Correct Training mode
A certain training mode would produce specific results (O’Leary et al., 2012). A study that used slow isoinertial CS in football, resulted in minimal improvements with no EMG muscle activation changes whilst performing a tackle. In another study, involving footballers, an 8 week isotonic resistance programme was performed and head-neck dynamic stability was then tested by unanticipated weights that were dropped from a small height. Although the isometric strength did improve by 15%, no dynamic head-neck segment stability, muscle stiffness or EMG differences, were found (Mansell et al., 2005). Plyometric training was suggested. It is possible that insufficient loading was used in training and that exercises were not in a dynamic mode or perhaps an insufficient motor learning pattern (Lisman, 2009; Falla et al., 2013). Specific strength training requires a specific training mode to achieve the end goal.
It is suggested that during an anticipation action, muscle tone would increase however if the impact is unanticipated an injury would occur (Mihalik et al., 2011). During tackling, the axial loading causes loss of the cervical lordosis and subsequent buckling. Injuries occur in 2-31ms (measured at direct vertical loading while the player will be in an oblique position) while muscle reflex activating only happens at 60ms, however a certain amount of muscle stiffness would be present (Nightingale et al., 1996; Nightingale et al., 2000). Hence, if the player is able to anticipate the impact and by increasing the tone and stiffness, the impact may be reduced with lower risk of injury, indicating CS as a means of injury prevention.

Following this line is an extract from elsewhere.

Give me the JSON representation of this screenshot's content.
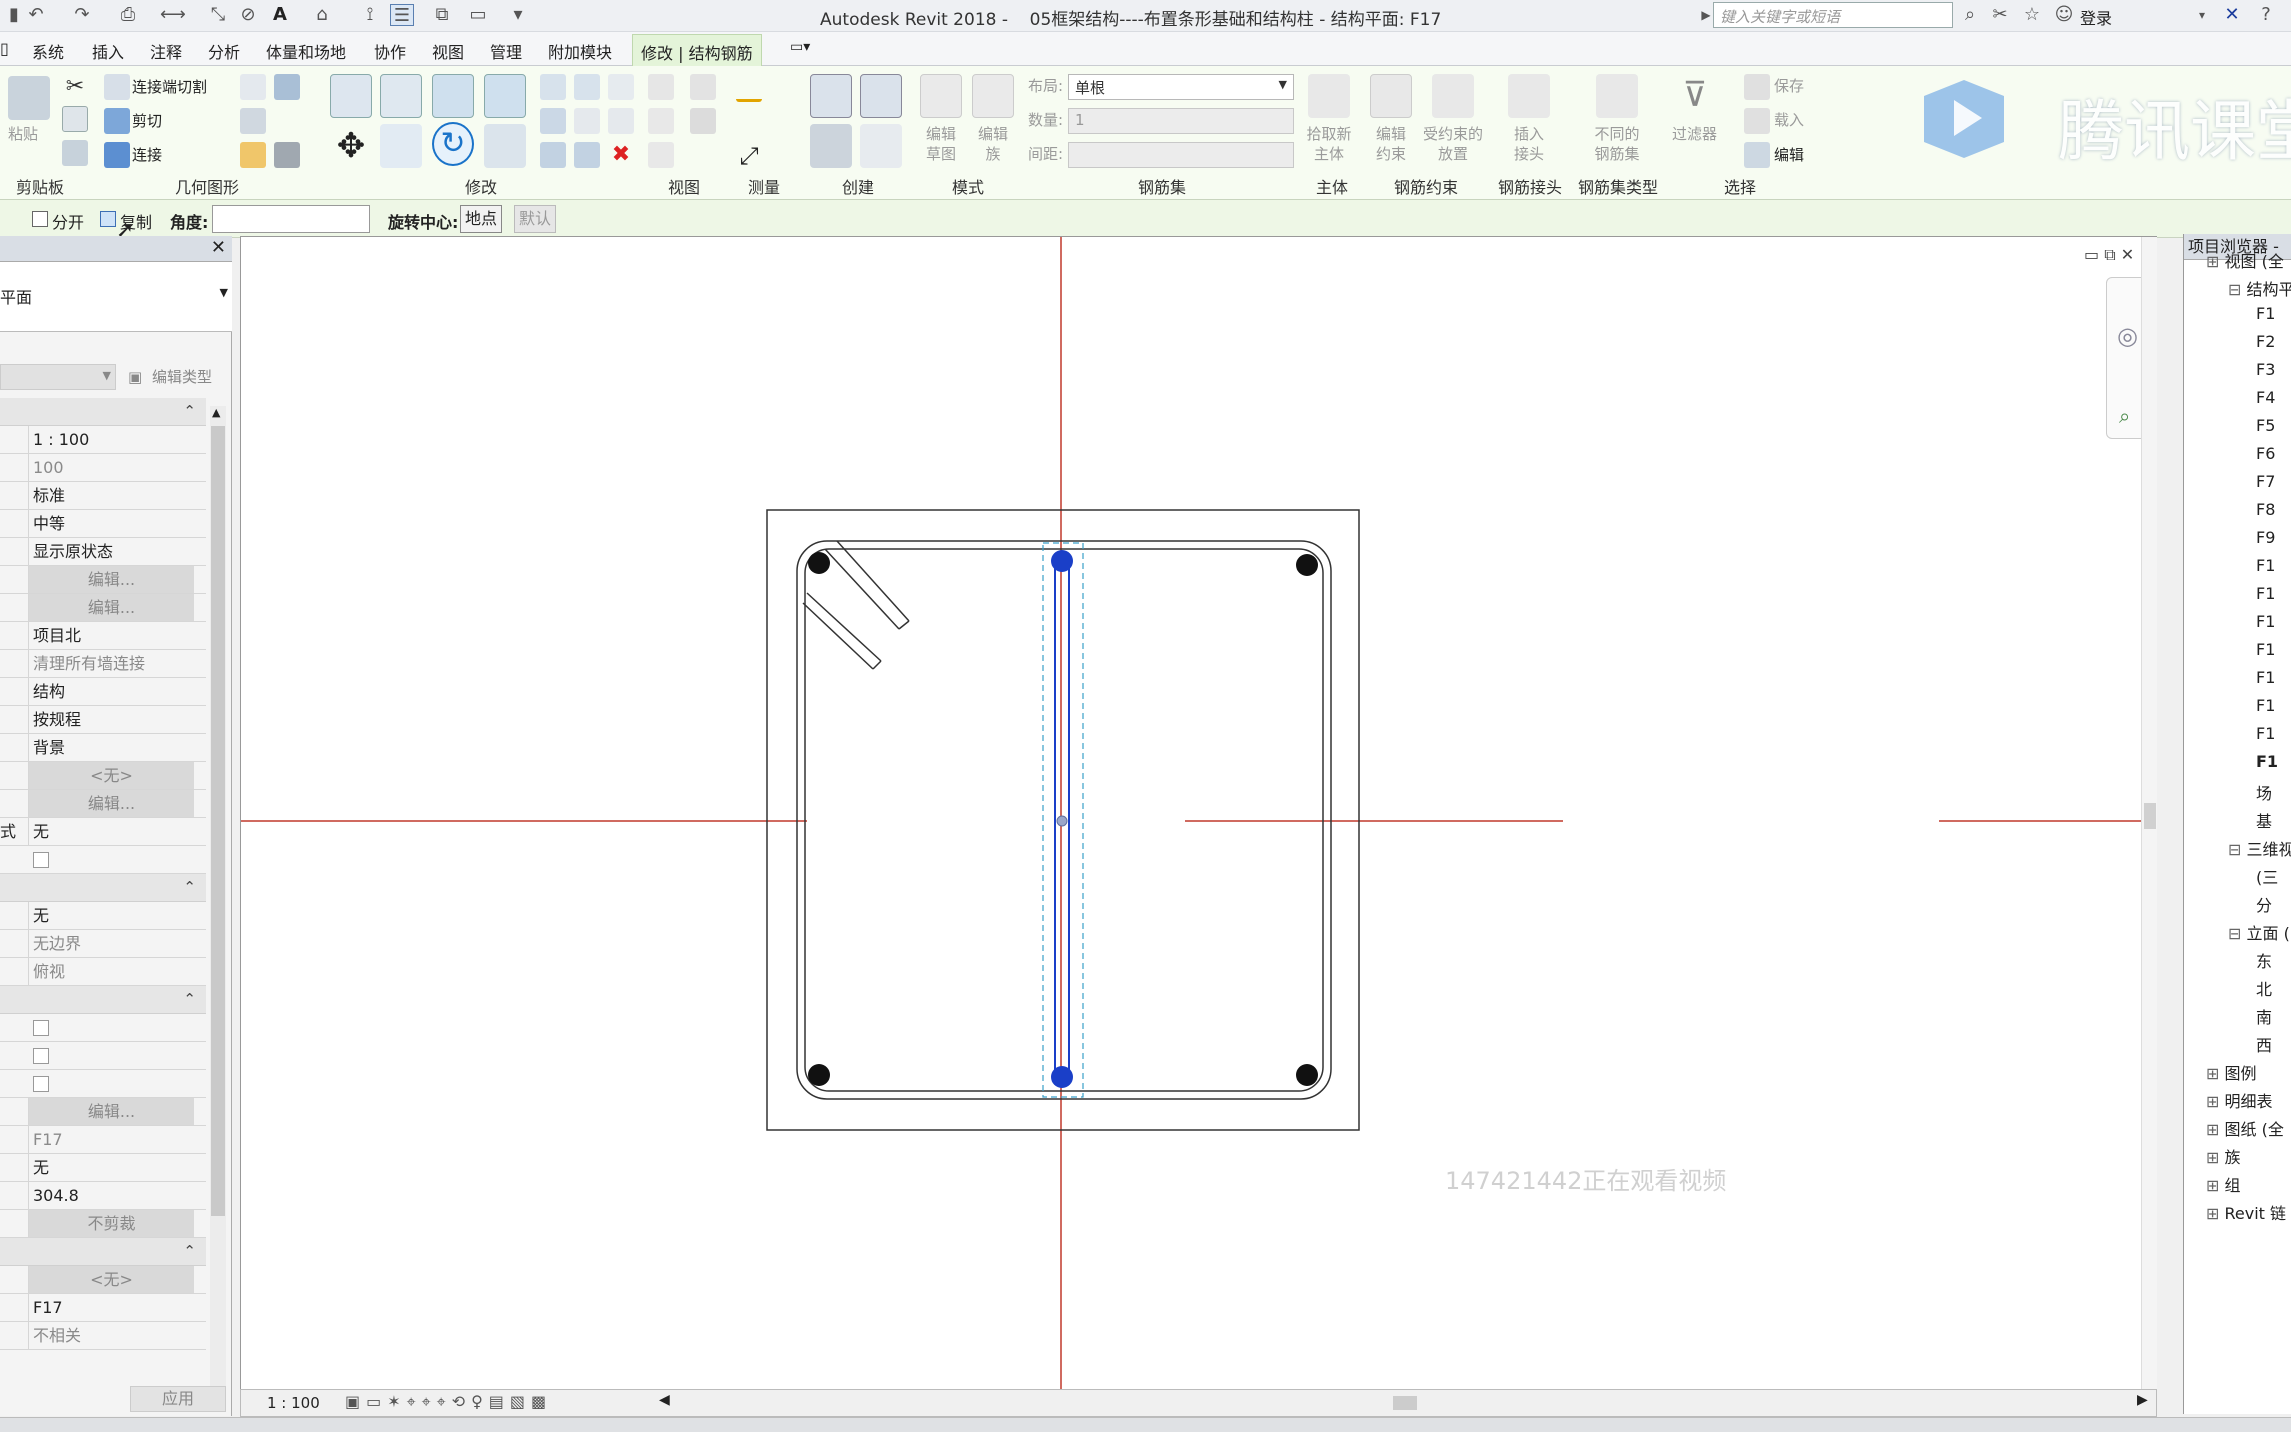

Proprioception resistance training improves muscle strength. A recent study demonstrated that resistance together with proprioception improved cervical strength by 29.3% while the CSA increased by 18.9%-32.3% while the resistance only group improved by 8.9-9.9% (Kramer et al., 2013). Proprioception facilitates a neuromuscular response where the brain stimulates the cervical muscles causing hypertrophic changes in the proprioceptive group. The cervical spine needs to balance the head and stabilise the senses. There is an interaction between the vision stimuli and vestibular sense organ of the head together with the proprioceptors of the neck. In addition vision has a huge effect on the cervical spine muscle activation to perform at an optimum level (Keshner et al., 1995).
4. Further studies
Further high quality studies should aim to standardise muscle strengthening measurements in sporting populations. Further research should explore the integration of proprioceptive training in strengthening programmes to enhance neuromuscular response for improvement of rehabilitation and injury prevention.
Cervical strengthening is used in the rehabilitation of cervical injuries and injury prevention of collision and G-force related sports. Strength training that integrates correcting the neuromuscular performance of DCE and DCF and then progressing with loading has shown to be successful in rehabilitation of cervical injuries. The programme needs to take factors like fatigue and pain and gender into account to optimise results. CS for injuries has not been refuted but may not be a single modality to achieve optimum response. Other protection, for example safety equipment and skill may provide additional benefit to prevent injuries. Further studies needs to consider the implementation of more neuromuscular training in combination with strength training to deliver optimum results in rehabilitation and for injury prevention in sport.